Blak


Saya menghentikan sepeda saya di tengah mbulak,  kemudian memilih tempat duduk kering di galengan sepetak sawah, menikmati botol air kurma yang saya bawa dari rumah. 

Saya sedang menunggu matahari terbit di ujung bukit Gunung Kelir ketika sesosok tubuh tampak muncul pelan dari balik kabut. Awalnya hanya kaki yang tampak karena pakaian putihnya menyatu dengan kabut yang menyelimut. 

Tak lama menunggu, sosok utuh mbokde itu kelihatan lebih jelas. Berjalan pelan meniti galengan, ia lalu mampir sebentar di gubuk biru mengambil sesuatu.

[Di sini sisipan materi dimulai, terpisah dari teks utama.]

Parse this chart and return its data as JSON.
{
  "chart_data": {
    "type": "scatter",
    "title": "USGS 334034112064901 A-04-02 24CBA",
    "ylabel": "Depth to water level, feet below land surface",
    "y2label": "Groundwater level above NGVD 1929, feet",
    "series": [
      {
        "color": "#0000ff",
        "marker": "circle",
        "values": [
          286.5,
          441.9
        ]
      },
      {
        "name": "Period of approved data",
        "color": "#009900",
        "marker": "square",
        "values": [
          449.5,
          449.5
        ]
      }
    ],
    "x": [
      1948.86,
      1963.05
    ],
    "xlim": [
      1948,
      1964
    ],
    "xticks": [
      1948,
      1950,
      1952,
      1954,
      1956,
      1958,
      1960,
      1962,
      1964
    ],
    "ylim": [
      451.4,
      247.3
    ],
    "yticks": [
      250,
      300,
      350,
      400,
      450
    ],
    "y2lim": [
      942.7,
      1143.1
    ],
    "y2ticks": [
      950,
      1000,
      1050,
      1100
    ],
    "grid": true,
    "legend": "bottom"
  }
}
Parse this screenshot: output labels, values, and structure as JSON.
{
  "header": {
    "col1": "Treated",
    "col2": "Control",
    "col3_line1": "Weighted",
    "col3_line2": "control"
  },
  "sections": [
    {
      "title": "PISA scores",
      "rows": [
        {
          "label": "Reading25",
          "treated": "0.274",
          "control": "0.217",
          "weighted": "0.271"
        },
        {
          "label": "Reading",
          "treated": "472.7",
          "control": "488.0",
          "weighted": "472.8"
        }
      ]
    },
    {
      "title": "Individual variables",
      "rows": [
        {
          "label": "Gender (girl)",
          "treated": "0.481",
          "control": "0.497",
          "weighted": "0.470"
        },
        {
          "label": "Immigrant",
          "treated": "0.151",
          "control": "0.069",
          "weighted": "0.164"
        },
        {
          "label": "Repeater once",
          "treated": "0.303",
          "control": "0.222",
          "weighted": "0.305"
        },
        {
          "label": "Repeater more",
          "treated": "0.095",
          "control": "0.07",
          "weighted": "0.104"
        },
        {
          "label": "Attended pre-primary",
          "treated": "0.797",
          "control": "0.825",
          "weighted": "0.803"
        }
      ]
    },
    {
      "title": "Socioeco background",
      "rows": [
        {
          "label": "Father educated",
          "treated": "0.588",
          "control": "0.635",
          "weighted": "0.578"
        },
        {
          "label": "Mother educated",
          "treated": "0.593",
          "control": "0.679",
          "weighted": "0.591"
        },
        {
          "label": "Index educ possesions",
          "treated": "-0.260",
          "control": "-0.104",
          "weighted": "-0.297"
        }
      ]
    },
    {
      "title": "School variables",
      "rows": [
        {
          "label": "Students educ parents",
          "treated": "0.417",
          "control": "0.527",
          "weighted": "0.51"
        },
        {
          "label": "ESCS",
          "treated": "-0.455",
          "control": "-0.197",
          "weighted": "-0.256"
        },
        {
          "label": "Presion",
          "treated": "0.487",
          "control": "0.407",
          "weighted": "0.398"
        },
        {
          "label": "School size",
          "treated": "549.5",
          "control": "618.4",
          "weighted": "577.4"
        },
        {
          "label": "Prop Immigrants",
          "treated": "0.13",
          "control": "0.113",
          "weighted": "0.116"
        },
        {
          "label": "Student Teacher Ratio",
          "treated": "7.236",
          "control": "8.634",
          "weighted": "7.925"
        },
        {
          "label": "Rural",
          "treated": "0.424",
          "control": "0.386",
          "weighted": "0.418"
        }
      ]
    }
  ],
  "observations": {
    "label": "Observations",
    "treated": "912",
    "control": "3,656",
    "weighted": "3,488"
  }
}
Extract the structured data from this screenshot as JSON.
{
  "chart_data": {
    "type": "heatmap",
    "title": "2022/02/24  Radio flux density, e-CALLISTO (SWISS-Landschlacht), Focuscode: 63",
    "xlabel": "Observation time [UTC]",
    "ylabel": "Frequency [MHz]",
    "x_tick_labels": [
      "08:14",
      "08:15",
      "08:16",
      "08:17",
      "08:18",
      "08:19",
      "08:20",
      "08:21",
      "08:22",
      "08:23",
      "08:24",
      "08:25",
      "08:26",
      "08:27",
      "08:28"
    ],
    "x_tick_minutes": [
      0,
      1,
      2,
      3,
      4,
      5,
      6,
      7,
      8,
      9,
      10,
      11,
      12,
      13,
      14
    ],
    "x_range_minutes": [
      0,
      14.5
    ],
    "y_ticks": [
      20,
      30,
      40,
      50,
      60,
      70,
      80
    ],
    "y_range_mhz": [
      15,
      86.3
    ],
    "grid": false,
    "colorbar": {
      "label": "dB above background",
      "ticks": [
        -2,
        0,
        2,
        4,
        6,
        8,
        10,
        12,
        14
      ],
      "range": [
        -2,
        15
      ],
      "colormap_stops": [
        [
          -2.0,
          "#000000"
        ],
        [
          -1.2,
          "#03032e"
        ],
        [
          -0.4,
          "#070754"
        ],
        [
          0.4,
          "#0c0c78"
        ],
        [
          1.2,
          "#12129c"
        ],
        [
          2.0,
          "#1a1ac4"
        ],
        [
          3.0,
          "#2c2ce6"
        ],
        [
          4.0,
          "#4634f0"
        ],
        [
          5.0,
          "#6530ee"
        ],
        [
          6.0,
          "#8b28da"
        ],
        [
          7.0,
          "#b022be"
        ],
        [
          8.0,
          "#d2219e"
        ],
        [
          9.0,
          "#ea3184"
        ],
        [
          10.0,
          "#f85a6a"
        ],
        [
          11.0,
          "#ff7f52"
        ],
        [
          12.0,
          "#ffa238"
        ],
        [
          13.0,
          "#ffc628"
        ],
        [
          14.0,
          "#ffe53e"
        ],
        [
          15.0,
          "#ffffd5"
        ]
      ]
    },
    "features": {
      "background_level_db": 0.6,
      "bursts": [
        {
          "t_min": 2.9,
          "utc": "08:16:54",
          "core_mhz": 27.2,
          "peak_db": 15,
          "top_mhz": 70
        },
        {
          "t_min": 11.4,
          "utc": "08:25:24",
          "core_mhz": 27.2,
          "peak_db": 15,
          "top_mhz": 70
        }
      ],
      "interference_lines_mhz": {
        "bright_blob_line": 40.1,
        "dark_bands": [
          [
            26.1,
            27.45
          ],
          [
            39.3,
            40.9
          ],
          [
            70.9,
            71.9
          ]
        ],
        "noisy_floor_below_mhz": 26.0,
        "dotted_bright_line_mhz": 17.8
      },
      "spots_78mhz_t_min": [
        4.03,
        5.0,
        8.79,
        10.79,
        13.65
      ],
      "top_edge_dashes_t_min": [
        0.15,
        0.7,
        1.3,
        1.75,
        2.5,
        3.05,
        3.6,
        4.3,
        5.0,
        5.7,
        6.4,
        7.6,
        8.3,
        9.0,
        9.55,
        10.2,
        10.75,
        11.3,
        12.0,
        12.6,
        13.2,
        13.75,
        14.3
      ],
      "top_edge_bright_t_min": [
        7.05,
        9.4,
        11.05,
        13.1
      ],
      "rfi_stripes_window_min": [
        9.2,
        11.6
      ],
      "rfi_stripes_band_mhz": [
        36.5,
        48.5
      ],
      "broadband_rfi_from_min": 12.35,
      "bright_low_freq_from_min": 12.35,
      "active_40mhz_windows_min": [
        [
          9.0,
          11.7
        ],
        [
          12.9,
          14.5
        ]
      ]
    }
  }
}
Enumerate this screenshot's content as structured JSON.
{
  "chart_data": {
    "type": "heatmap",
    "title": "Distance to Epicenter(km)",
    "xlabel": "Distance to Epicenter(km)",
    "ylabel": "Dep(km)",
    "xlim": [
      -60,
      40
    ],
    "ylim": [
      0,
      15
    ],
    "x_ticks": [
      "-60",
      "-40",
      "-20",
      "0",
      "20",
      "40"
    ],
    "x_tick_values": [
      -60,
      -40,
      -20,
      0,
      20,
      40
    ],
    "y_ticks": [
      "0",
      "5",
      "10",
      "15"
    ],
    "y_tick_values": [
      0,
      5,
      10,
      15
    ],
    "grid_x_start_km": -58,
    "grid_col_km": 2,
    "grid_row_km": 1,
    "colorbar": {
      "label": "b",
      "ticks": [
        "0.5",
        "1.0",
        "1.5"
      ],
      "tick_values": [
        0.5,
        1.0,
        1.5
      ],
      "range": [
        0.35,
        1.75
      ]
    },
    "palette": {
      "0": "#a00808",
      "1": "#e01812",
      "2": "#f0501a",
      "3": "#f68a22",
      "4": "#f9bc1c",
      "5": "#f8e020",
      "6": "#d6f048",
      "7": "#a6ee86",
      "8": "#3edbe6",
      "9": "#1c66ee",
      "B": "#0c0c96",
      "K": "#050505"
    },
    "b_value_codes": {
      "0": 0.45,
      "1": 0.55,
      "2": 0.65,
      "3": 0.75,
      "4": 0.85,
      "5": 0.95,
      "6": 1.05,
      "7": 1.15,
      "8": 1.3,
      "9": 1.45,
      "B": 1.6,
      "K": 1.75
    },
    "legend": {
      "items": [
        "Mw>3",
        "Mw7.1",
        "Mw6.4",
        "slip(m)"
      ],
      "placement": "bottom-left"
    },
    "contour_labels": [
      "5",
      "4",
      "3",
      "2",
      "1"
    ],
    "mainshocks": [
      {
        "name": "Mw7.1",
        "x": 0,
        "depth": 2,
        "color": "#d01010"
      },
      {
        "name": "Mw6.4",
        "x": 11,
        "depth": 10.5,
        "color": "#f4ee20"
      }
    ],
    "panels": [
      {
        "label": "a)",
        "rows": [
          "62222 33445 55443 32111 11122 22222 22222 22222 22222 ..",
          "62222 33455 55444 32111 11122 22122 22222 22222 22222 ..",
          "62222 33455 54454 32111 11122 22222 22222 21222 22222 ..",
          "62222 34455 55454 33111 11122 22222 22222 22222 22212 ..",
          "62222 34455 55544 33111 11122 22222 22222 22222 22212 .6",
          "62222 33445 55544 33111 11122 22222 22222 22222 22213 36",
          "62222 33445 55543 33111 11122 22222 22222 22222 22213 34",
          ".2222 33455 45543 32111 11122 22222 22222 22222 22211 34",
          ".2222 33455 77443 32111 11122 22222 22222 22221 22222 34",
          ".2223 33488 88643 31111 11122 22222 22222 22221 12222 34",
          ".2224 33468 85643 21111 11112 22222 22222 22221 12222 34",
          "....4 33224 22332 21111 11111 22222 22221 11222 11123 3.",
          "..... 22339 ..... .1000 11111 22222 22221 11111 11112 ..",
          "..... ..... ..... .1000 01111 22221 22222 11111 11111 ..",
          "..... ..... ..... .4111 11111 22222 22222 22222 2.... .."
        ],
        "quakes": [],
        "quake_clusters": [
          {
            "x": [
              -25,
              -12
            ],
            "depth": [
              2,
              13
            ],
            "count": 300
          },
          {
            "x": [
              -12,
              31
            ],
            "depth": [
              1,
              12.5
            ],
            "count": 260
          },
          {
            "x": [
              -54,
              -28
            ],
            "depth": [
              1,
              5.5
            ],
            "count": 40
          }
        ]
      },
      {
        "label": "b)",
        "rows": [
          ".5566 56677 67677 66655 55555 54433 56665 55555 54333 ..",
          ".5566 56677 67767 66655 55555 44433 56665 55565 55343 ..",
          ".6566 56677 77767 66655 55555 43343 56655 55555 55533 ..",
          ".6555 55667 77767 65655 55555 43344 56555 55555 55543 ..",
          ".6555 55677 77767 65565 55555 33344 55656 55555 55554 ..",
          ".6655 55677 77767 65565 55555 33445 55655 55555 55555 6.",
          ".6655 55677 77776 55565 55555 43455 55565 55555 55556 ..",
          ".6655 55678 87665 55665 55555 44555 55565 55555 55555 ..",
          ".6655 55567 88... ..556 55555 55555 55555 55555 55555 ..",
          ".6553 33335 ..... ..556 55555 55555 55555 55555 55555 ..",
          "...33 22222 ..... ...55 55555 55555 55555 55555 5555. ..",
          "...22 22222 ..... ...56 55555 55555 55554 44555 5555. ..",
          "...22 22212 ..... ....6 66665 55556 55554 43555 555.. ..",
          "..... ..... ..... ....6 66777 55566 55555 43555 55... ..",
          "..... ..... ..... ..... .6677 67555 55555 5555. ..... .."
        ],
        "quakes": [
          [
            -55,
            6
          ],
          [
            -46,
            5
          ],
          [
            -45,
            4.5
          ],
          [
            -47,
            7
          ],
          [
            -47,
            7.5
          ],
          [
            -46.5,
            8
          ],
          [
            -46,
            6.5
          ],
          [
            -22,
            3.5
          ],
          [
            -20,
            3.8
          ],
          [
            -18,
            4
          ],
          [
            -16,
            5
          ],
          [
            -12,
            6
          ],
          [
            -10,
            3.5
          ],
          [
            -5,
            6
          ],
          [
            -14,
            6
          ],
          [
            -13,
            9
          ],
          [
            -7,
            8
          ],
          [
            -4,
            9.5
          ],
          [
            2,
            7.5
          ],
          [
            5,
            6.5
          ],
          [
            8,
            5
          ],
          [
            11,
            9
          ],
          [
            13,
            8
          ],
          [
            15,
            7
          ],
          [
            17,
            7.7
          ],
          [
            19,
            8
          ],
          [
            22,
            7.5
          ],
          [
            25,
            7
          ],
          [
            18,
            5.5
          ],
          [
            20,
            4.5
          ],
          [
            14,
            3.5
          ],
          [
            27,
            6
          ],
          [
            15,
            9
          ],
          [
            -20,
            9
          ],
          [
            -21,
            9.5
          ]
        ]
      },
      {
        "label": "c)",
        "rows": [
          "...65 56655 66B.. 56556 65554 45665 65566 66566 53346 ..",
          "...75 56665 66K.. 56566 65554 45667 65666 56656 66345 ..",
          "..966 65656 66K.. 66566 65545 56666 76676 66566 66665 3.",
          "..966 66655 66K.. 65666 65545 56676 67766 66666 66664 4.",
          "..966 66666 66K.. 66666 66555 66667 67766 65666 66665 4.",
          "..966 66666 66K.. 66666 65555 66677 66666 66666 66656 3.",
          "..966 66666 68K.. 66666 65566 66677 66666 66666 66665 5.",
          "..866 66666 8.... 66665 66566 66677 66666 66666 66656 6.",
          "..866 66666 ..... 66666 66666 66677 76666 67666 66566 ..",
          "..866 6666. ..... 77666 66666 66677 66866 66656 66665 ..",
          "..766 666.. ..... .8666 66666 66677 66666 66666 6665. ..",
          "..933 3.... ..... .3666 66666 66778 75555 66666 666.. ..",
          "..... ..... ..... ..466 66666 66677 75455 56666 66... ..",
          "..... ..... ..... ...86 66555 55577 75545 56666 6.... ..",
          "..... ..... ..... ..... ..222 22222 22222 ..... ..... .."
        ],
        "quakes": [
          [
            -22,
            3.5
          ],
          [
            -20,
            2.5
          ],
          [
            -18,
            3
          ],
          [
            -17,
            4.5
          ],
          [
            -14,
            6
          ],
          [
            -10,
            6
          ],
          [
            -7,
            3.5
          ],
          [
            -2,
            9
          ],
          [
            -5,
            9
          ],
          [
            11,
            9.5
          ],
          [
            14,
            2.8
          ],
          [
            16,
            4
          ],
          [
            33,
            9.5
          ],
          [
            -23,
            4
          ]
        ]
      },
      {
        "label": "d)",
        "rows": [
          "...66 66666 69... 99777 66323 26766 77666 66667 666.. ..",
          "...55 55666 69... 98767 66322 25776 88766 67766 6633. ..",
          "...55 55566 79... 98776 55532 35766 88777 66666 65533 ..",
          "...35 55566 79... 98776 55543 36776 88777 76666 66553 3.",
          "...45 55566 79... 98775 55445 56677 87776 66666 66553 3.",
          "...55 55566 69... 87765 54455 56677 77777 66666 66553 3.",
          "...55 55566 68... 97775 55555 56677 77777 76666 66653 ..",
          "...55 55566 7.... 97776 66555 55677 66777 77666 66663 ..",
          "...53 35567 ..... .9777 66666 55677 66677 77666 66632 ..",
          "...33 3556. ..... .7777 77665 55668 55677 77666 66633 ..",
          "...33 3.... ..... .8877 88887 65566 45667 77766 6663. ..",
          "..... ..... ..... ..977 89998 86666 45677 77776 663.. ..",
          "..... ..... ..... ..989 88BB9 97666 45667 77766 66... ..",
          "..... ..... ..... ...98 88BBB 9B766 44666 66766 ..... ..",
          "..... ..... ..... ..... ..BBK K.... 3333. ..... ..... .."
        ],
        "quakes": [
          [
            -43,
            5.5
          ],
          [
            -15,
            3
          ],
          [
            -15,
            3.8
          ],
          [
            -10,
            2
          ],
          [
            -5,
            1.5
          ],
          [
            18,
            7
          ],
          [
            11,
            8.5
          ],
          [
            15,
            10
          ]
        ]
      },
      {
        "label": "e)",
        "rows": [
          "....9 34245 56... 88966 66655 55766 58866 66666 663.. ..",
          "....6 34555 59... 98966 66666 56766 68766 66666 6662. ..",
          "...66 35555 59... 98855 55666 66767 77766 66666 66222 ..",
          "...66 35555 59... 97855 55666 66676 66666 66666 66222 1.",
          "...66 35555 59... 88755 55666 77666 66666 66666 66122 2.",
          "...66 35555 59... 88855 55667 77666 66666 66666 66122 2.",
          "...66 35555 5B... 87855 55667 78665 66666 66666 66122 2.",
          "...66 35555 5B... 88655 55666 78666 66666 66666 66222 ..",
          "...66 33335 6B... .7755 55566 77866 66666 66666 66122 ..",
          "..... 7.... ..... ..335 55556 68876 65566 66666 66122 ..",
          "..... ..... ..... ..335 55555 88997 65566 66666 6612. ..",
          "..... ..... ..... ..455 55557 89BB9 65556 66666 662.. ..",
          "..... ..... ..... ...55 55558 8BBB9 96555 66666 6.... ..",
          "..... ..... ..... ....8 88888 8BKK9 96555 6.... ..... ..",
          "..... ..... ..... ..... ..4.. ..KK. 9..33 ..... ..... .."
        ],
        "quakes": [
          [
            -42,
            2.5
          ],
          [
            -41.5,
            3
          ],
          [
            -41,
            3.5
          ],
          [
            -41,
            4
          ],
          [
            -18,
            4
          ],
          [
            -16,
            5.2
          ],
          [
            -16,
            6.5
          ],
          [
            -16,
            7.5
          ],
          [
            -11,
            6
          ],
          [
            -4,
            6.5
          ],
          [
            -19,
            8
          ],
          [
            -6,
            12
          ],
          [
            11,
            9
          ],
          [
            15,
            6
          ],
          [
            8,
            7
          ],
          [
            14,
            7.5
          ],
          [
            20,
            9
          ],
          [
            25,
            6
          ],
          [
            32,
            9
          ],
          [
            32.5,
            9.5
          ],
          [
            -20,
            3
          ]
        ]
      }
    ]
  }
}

Saat berjalan ke arahku, semakin jelas apa alat yang ia ambil di gubuk tadi. Pecahan bambu berukuran sekitar dua meter yang dulu pernah saya akrabi di masa kecil. Kalau kemarin saya teringat dan cerita soal kentheng, jujur saja saya lupa sama sekali nama alat yang dibawa mbokdhe ini. Saya sering membantu bapak membawakan alat itu ke sawah saat musim tandur.

Jadi, kalau kentheng digunakan sebagai panduan utama, alat ini digunakan oleh dua orang tukang tandur untuk memandunya dimana ia menancapkan pari. Belahan bambu itu ditandai, dikrowaki, dengan ukuran 20-25 cm untuk mengukur jarak tanam antara benih padi.Agar tidak tenggelam di lumpur, bilah bambu itu diberi kaki di dua ujungnya, terbuat dari sepet (kulit kelapa).  

Karena lupa namanya, saya terpaksa tanya ibu saya di rumah. Hahaha. Di tempat asal saya, Blitar, namanya blak! Apa namanya di tempatmu?